Abd el-Fattahs Tante Ahdaf Soueif, eine Romanautorin, die in die engere Wahl für den renommierten Booker Prize gekommen ist, twittert regelmäßig über ihn. Im Juni tweetete sie: "Wir fangen an zu glauben, dass es die Absicht von Egypt Gov ist, Alaa im Gefängnis sterben zu lassen."

Ägyptens staatliches Presseamt erklärte, Fragen zum Fall Abd el-Fattah und zu den Vorwürfen über Menschenrechtsverletzungen würden seinen Rahmen sprengen und Anrufe beim Innenministerium blieben unbeantwortet.

RECHTSVERHÄLTNIS

Mehrere Menschenrechtsgruppen, darunter Amnesty International und Human Rights Watch, haben der Regierung Sisi weit verbreitete Menschenrechtsverletzungen vorgeworfen, von Folter über das Verschwindenlassen von Personen bis hin zur Inhaftierung von Zehntausenden von politischen Gefangenen.

Sisi bestreitet, dass es in Ägypten politische Gefangene gibt.

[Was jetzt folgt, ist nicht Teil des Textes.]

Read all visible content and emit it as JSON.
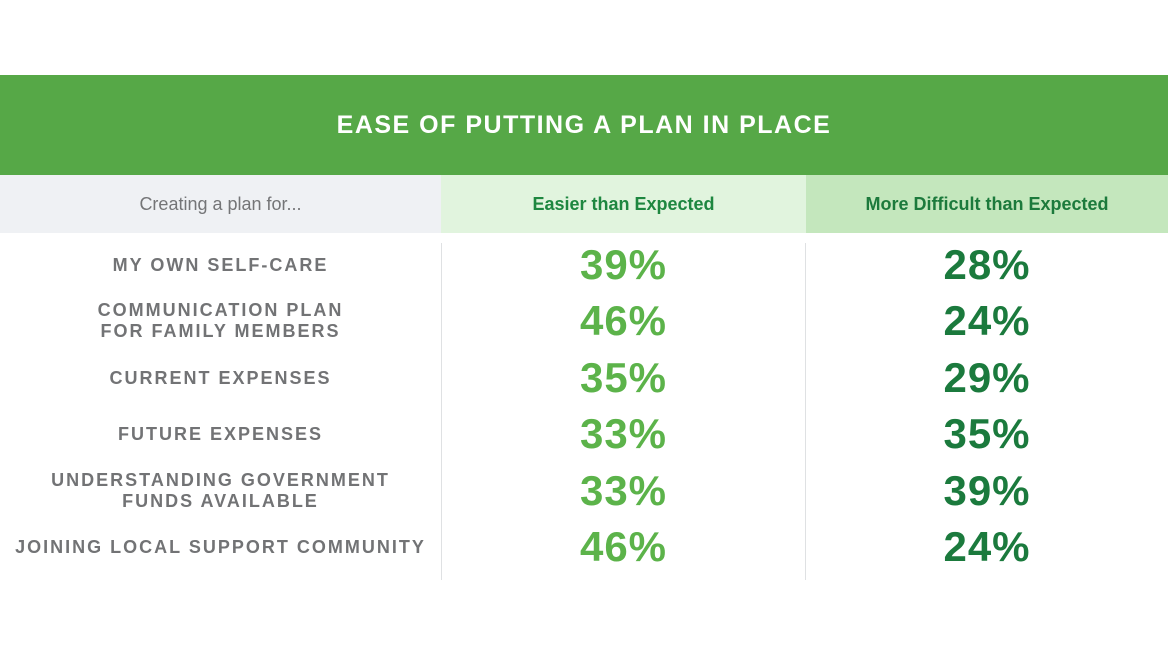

Er sagt, dass Stabilität und Sicherheit an erster Stelle stehen und dass die Behörden sich für die Rechte einsetzen, indem sie versuchen, die Grundbedürfnisse wie Arbeitsplätze und Wohnraum zu sichern.

Einige Analysten sagen, dass die westlichen Mächte zögern, ernsthafte Maßnahmen gegen einen strategischen Verbündeten zu ergreifen, der als Vermittler in langjährigen Problemen wie dem arabisch-israelischen Konflikt gedient hat und der den Suezkanal kontrolliert, eine der wertvollsten Schifffahrtsrouten der Welt.

"Ich würde sagen, die Schwierigkeit liegt in der mangelnden Bereitschaft der Regierungen im Westen, (der) USA und anderer, ihre Politik zu ändern, um Demokratie und Menschenrechte besser zu fördern", sagte Seth Binder vom Project on Middle East Democracy, einer in den USA ansässigen Interessengruppe. "Und Menschen wie Alaa sind die Opfer dieser Entwicklung.

Abd el-Fattah war seit dem Aufstand von 2011, der Mubarak stürzte und einer ganzen Generation von Aktivisten in Ägypten und darüber hinaus Hoffnung gab, den größten Teil des Jahrzehnts hinter Gittern.

Doch während sein Protest in eine neue, gefährlichere Phase eintritt, sagte Seif, dass ihr Bruder seinen Fokus von der Sicherung seiner eigenen Freilassung auf einen symbolischen Aufruf zur Freilassung tausender anderer Gefangener verlagert hat.

"Ich habe die Hoffnung auf mein eigenes Überleben verloren. Sie (die ägyptische Regierung) sind stur und benutzen mich als Beispiel", zitierte sie Abd el-Fattah bei ihrem Besuch.